Allo stesso modo di Cron quando, tempo addietro, aveva aperto gli occhi sul
mondo.
Sembrava
loro di pensare invano, nel vuoto. Si trattava di un semplice sonno. L’avevano
verificato i medici. Nemmeno uno, tuttavia, si volle assumere la responsabilità
di un risveglio provocato. Non se ne conosceva l’esito possibile, era quindi da
evitare.
Ciascun
responsabile, giunto al pensionamento, trasmetteva quest’idea al successivo. E
faceva firmare l’impegno a che fosse rispettata.
Il
giorno ultimo della prima decade di Marzo, i prati in fiore poiché Primavera,
quell’anno, si era rivelata presto mi trovai, nuovo Commissario da appena un
mese, ad attraversare la città a piedi verso l’ora di pranzo, diretto
all’ufficio dopo un sopralluogo fuori porta.

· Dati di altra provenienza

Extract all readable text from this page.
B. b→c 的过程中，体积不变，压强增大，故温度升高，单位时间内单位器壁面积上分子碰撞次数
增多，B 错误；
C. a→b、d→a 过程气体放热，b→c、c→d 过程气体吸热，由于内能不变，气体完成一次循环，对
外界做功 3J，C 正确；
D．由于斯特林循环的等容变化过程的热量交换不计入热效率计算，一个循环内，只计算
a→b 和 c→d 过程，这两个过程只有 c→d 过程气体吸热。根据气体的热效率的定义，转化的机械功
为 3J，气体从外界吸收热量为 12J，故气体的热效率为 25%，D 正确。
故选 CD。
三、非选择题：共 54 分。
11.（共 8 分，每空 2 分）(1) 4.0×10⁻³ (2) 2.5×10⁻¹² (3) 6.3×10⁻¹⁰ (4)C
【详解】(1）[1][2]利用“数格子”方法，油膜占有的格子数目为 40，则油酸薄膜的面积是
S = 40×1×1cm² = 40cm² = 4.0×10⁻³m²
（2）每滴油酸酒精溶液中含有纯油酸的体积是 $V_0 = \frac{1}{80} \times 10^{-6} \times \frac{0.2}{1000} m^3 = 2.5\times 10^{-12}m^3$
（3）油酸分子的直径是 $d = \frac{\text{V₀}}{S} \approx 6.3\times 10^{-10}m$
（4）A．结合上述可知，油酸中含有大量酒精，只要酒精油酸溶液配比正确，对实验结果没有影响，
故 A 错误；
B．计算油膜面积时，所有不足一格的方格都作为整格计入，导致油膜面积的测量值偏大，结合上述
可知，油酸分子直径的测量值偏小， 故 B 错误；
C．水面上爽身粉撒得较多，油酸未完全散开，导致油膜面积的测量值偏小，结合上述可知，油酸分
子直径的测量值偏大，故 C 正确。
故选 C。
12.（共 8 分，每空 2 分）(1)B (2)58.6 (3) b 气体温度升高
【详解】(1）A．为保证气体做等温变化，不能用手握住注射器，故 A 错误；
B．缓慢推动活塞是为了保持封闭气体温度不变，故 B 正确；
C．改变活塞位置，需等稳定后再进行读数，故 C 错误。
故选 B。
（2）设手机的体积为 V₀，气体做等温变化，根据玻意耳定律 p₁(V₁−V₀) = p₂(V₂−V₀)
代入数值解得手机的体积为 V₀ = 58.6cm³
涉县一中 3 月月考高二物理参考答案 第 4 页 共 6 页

Appena superata la periferia ero
rientrato nel perimetro del centro, al quartiere Castello. Stavo costeggiando
la Cittadella dei Musei, quando Incrociai per via un collega pensionato, ch’era
stato al mio posto alcuni anni prima. Mi chiese se avevo notizie del
‘dormiente’. Dissi che tutto proseguiva, al solito. Sorpreso, mi domandò se
quel mattino avessi visitato la stanzetta.
“No.”
risposi. “Perché?”
“Ho
sentito una voce che circola in città. Dicono sia sveglio. . .”
“Ma
che dici?!” mi venne da dire sconvolto, quasi rimproverandolo. Lo salutai di
fretta e corsi, letteralmente, all’ufficio.
Appena
entrato, fui investito da un:
“Ha
sentito? Venga!” del sottoposto, che nemmeno ascoltai, aprendo subito la porta
del mio studio.
Vidi,
seduto su una poltroncina davanti alla scrivania, un uomo di mezz’età, non
alto, dal naso camuso, sbarbato e sorridente, che mi accolse con un:
“Buongiorno,
Commissario!”
Risposi,
solerte e cordiale. Mi ritrovai, in breve, a conversare con una persona
entusiasta del futuro che l’attendeva. Quando gli chiesi che cosa si aspettasse,
Cron rispose che desiderava occuparsi dei fenicotteri rosa. Rammentava di
averne visti un nutrito gruppo tempo addietro, ‘quando’ non si ricordava, a
dire il vero, nell’acqua bassa vicino all’abitato. L’idea lo rendeva felice.
Per accudirli, mi disse, si sarebbe stabilito nel centro storico della città
antica, quella sarda, abbarbicata sui colli, ma da sempre abbracciata al mare.